On Friday, the RWAs said since power companies have been carrying out load-shedding for several hours everyday, the residents should be offered compensation for the duration of the power cuts.

The RWA’s were also critical of the Delhi administration’s decision to issue “full-page advertisements boasting 100 per cent power by the Delhi Government”.

“Recently the Delhi Government had issued full-page advertisements in the national dailies claiming Delhi is the only State in the country providing 100 per cent power to residents. This claim had fallen flat on the very first day of the New Year. The discoms should be fined for regular power cuts and consumers should be compensated with lower bills,” said Anil Bajpai, president of Delhi Residents’ Forum and RWA Federation, Delhi East.

The discoms’ explanation that the power cuts have been triggered by a coal shortage has failed to cut ice with the consumers. “When we ask the discoms, they keep blaming [power cuts] on shortage of coal and gas as well as power grid failure. When we ask the Government [for explanations] it keeps blaming the weather,” said Rahul Suri of South Extension Part-I RWA.

S.P. Chauhan, a resident of Garhi, near East of Kailash, said the area has to bear the brunt of unscheduled outage three to four times a day. Similar complaints were reported by RWAs in Greater Kailash, Mayur Vihar and Ram Vihar.

Angry with the discoms and the Government for not being able to live up to the promise of a 24x7 power supply, residents complained that while tariffs have gone up substantially, there has been little improvement in the supply and services.

“Residents are being forced to pay due to wrong policies of the Government and fudged accounts shown by the power distribution companies, which are making huge profits. The Government should increase the power tariffs in the VIP NDMC area first and bring it to par with the rest of the city,” said Mr. Bajpai.

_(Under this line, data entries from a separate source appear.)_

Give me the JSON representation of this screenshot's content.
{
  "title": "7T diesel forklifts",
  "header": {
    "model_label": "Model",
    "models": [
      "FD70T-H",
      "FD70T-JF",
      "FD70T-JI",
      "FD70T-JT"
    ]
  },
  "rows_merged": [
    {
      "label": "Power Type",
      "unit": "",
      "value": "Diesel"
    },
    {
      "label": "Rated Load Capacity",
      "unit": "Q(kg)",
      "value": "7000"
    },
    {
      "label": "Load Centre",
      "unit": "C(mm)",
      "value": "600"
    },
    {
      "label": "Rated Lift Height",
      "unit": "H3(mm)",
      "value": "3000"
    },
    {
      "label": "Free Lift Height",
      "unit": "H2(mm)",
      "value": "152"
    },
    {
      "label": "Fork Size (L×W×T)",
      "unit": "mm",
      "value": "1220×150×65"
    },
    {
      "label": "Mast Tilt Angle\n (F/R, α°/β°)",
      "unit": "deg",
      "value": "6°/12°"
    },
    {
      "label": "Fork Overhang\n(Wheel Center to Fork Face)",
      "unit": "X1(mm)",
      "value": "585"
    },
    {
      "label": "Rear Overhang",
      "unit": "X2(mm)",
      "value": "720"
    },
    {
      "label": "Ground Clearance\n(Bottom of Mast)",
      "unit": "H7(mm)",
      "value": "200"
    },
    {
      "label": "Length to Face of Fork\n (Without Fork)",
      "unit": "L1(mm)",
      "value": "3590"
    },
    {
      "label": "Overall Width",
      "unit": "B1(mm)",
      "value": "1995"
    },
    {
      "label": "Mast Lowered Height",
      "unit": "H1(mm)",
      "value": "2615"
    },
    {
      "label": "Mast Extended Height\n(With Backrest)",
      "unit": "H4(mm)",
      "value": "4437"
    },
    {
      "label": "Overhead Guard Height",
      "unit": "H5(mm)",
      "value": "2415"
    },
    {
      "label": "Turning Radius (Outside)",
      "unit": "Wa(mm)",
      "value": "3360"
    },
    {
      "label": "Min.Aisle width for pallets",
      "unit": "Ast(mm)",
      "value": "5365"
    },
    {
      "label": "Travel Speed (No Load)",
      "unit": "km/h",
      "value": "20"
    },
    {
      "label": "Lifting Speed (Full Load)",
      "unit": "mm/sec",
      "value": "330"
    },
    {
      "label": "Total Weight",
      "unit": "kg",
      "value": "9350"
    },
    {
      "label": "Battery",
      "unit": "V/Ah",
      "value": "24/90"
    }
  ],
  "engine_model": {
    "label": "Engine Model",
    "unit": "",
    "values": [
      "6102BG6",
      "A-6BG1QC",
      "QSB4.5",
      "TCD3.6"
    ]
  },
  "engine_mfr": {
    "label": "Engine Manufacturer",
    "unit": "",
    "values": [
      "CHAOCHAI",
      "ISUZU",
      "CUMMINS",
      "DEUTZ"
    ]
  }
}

Admitting there has been a shortage of power, an official of the Power Department said the discoms have been asked to arrange power from West Bengal and to buy from the open market, irrespective of the high costs.

The average shortfall that the city faces is between 300-400 MW everyday.

The discoms for their part have blamed the crisis on the unavailability of coal. “Over a third of the coal based power plants in India are running on critical coal stocks – having coal of less than 7 days. Delhi discoms had arranged sufficient power for the winter months, but due to unforeseen reasons beyond their control, parts of Delhi have been facing intermittent shedding for the last few days. These were largely due to Delhi getting less power from several power plants, including Dadri. With the dense fog forcing cancellation and rescheduling of goods trains, as reported by some generators, there has been a coal shortage at Dadri plants, resulting in a reduction of 300-500 MW of power to Delhi,” said a discom official.

Delhi is also not getting another 200 MW power from Chandrapura – units 7 and 8 for the past one week because of congestion in the transmission corridor.

“Though these are long-term PPAs, but Delhi was given a short-term open access. The discoms have had to carry out rotational load-shedding also because of the restrictions to overdraw from the Northern Grid so as not to breach the grid code,” the official said.